# Quick Question About Amiibo Sleeves



## AlFair (May 3, 2019)

Hi y'all! I am thinking if buying packs for each series and I know that I am going to want to trade. I also know that I will need to buy single sleeves for the cards to protect them during the snail mail. However, I do not know where to buy the specific sleeves for these cards. Could anyone point me in the direction to buy sleeves at a not too expensive price? I don't need hard sleeves (I'd prefer the regular), but if those are the only ones available than...I guess that's my only option. Thank you!

Also, are the collectors album binders the only binders that will fit these cards? They're like 18$ a pop with the series one binder being even more. Maybe there's an alternative? I do not need anything fancy. Thanks, again.


----------



## DanielCat (May 3, 2019)

As for the sleeves, you don’t have to spend lots of money to trade cards. I have always put one of those cardboard folding things that you get when you get stickers from the vending machines. You just have to use something thin, but that also won’t bend super easily.
As for the binders, I just use a normal ringed binder where I put plastic trading card sheets. The amiibo cards fit pretty well in those! Hope that helps in some way


----------



## droqen (May 3, 2019)

I get individual soft sleeves from trading card shops. They usually specialize in Magic the Gathering but sometimes they have a more variety of sleeves. The sleeves for magic work, but for a perfect fit you're going to want to get 64x89mm.

For shipping, I just save up the hard toploaders I receive in trades and reuse them, 1 toploader can store 2 cards safely. For bulk trades (up to 7 cards) I reuse the Nintendo's original packaging as protection, even the plastic bag sleeve part. 

For binders, like DanielCat said: normal ring binder with plastic trading card sheets work.

I would also just like to add, the proper way to ship cards with sleeve and toploader is you insert cards into the sleeve the _opposite_ way you insert the sleeved card into the toploader.

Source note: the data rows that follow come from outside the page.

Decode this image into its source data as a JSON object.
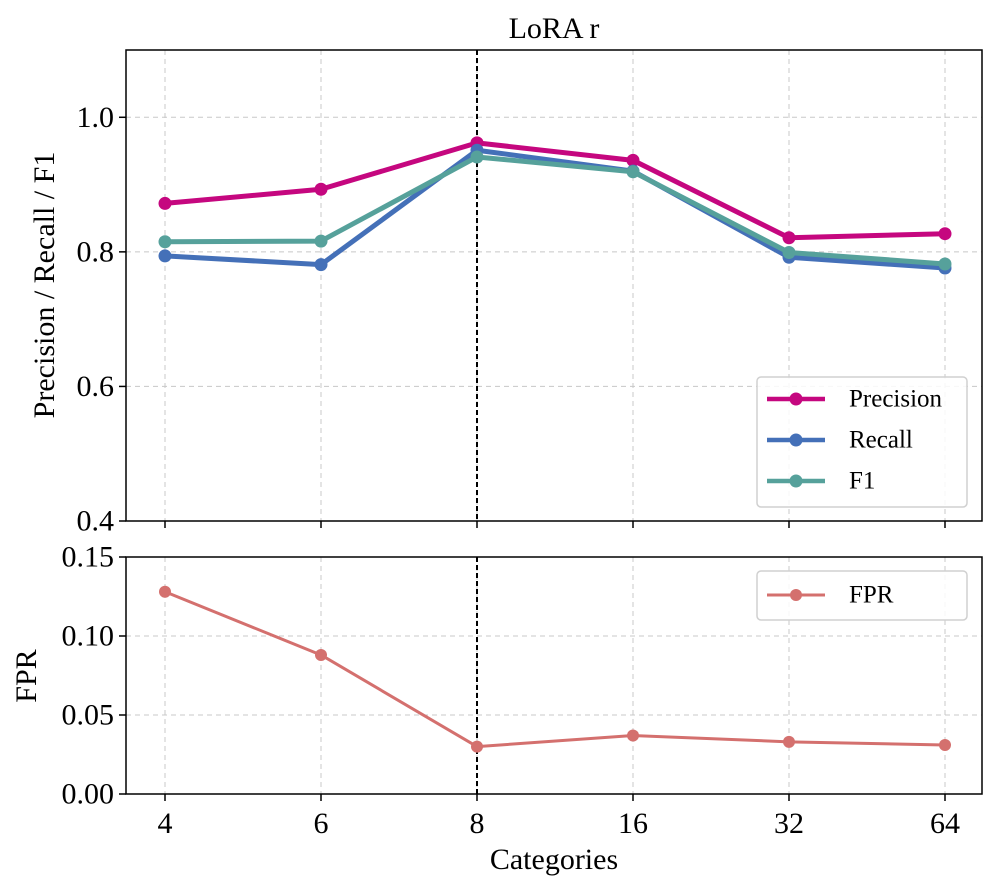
{
  "chart_data": [
    {
      "type": "line",
      "title": "LoRA r",
      "xlabel": "",
      "ylabel": "Precision / Recall / F1",
      "categories": [
        "4",
        "6",
        "8",
        "16",
        "32",
        "64"
      ],
      "ylim": [
        0.4,
        1.1
      ],
      "yticks": [
        "0.4",
        "0.6",
        "0.8",
        "1.0"
      ],
      "yticks_values": [
        0.4,
        0.6,
        0.8,
        1.0
      ],
      "grid": true,
      "legend_position": "lower-right",
      "highlight_category": "8",
      "series": [
        {
          "name": "Precision",
          "values": [
            0.872,
            0.893,
            0.962,
            0.936,
            0.821,
            0.827
          ],
          "color": "#c5077f"
        },
        {
          "name": "Recall",
          "values": [
            0.794,
            0.781,
            0.951,
            0.92,
            0.792,
            0.776
          ],
          "color": "#4470b8"
        },
        {
          "name": "F1",
          "values": [
            0.815,
            0.816,
            0.941,
            0.919,
            0.799,
            0.782
          ],
          "color": "#56a19b"
        }
      ]
    },
    {
      "type": "line",
      "title": "",
      "xlabel": "Categories",
      "ylabel": "FPR",
      "categories": [
        "4",
        "6",
        "8",
        "16",
        "32",
        "64"
      ],
      "ylim": [
        0.0,
        0.15
      ],
      "yticks": [
        "0.00",
        "0.05",
        "0.10",
        "0.15"
      ],
      "yticks_values": [
        0.0,
        0.05,
        0.1,
        0.15
      ],
      "grid": true,
      "legend_position": "upper-right",
      "highlight_category": "8",
      "series": [
        {
          "name": "FPR",
          "values": [
            0.128,
            0.088,
            0.03,
            0.037,
            0.033,
            0.031
          ],
          "color": "#d4706e"
        }
      ]
    }
  ]
}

This way the top of the card is protected by the bottom of the sleeve should it shimmy out of the toploader during transportation. There's no need to tape the opening (tape residue is really annoying and it's hard to open).


----------



## AlFair (May 4, 2019)

Thank you, both of you.
Just making sure by repeating:
Alright, sleeves need to be 64x89mm and regular ole card binders work fine. Good.
When trading make sure the cards are put inside the sleeve upside down while it is inserted in the toploader right side up for full protection and have the protected cards in between two pieces of cardboard. Toploaders can hold two cards. Also, it is recommended to keep the original packaging for bulk trades up to 7 cards.
Sounds good! Now to get the nerve to buy these cards. Haha!


----------